My poor doctor was not feeling well herself by now. I had asked a question she was supposed to be trained to answer and she had no clue what to say so she spoke in an aggravated way, “Well, aging is a natural process and we all must go through it and grow old and die.” (without her speaking it, I heard “So shut the fuck up!”)


FastForward 40 years and I hear via the internet a medical research scientist from Harvard medical school tell an audience that aging is now being accepted as a medical condition and the ability to reverse aging is no longer a question of can we but when.

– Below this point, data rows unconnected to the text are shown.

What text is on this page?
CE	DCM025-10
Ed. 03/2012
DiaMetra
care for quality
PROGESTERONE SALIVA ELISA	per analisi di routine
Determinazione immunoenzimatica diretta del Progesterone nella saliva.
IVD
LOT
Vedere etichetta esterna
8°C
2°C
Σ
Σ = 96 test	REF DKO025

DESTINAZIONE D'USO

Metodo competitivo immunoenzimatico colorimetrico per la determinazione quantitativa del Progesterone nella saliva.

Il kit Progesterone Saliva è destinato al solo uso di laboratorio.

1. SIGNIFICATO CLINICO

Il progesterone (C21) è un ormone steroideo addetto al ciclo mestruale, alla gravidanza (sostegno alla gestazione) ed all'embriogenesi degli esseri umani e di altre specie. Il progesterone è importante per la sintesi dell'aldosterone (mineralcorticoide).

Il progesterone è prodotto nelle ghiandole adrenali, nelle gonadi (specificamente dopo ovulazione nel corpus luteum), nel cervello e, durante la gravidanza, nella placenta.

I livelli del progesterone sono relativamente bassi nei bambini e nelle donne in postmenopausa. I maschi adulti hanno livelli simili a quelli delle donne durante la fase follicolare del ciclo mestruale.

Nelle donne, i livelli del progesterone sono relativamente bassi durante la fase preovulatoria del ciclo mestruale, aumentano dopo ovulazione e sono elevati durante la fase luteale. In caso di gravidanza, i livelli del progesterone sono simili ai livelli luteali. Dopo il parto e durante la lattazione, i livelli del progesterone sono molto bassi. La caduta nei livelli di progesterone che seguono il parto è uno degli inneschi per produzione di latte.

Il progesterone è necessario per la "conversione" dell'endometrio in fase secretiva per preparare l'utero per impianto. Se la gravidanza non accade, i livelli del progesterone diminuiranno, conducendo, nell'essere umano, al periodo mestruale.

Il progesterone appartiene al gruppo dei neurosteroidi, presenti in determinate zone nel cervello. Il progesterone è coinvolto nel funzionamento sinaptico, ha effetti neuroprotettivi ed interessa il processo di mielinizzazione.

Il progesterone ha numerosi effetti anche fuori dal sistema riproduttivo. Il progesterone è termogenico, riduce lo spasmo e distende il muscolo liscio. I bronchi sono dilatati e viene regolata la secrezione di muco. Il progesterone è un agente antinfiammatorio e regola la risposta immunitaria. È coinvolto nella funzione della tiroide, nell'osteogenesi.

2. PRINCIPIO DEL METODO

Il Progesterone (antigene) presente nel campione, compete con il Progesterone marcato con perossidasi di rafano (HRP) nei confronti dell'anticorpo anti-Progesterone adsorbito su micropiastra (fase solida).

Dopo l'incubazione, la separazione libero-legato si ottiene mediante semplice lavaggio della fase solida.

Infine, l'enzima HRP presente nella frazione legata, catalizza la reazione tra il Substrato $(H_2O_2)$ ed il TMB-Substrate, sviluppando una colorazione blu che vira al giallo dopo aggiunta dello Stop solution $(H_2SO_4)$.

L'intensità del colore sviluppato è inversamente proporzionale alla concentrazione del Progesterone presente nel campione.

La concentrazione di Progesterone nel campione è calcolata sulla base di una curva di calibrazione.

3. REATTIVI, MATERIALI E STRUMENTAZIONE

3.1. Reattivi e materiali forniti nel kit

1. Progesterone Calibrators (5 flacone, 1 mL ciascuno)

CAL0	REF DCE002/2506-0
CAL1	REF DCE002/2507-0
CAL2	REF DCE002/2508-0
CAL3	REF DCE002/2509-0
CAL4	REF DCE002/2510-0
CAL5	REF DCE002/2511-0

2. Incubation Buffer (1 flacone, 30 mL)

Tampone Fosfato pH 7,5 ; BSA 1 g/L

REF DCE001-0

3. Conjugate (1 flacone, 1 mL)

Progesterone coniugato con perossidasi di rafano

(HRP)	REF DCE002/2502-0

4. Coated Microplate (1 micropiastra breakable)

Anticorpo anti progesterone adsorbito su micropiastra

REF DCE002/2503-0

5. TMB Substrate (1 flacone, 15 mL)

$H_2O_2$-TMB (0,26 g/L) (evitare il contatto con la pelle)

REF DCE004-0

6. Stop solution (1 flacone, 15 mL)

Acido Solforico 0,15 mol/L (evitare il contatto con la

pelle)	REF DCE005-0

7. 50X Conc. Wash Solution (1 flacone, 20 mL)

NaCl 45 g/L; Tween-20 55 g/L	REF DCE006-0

It is important to tell you now that between 1996 and 2021 I have been purposefully reversing the aging of my own body and living as I was told Merlyn did, backwards. You may think me crazy but I have been doing it scientifically through a meditation technique and with results! But this writing really is not to convince any reader to follow a program I might recommend but is only to touch hearts with the clear message that the Great Force that is behind the world we observe did something amazing and people have taught it was done at the beginning for thousands or perhaps millions of years. That One put itself inside the human being. That One put the infinite inside the finite. It has been called a soul and a heart and the seat of consciousness and many other names but the important thing is to find out for yourself it is true and that it is there to work for you in all that you want to do. 


The scientists are making the discovery slowly by experimenting with mice and developing drugs and treatment procedures.  I tell you simply that my friend Buddy was making faster and more reliable strides in reversing aging by riding his bicycle regularly. Another great scientist said, “Bottomless wonders spring from simple rules repeated without end.” Benoit Mandelbrot Something inside Buddy had given him the the knowledge to exercise regularly and the strength to perform the work. That Something is in you. We can find out the whole truth of it and experience it for ourselves for free in no time. Paying attention to what lies within you at the core is so rich an experience it is called the world of bottomless wonders. Or, the Kingdom of God. It is like a spring bubbling up from the earth . An artesian well of unbelievable scope!  Explore!


I am excited to challenge all readers from this moment forward to discover you are able to do the work not to “make a living” but work that answers the big questions of your hearts: ”what can be done?” and  “How can I help?” This prayer will bring forth the world we all dream of but that has never been. Of all things the bottomless wonders allow us to know what to do when something we don't know about suddenly appears. A new world. Are we ready?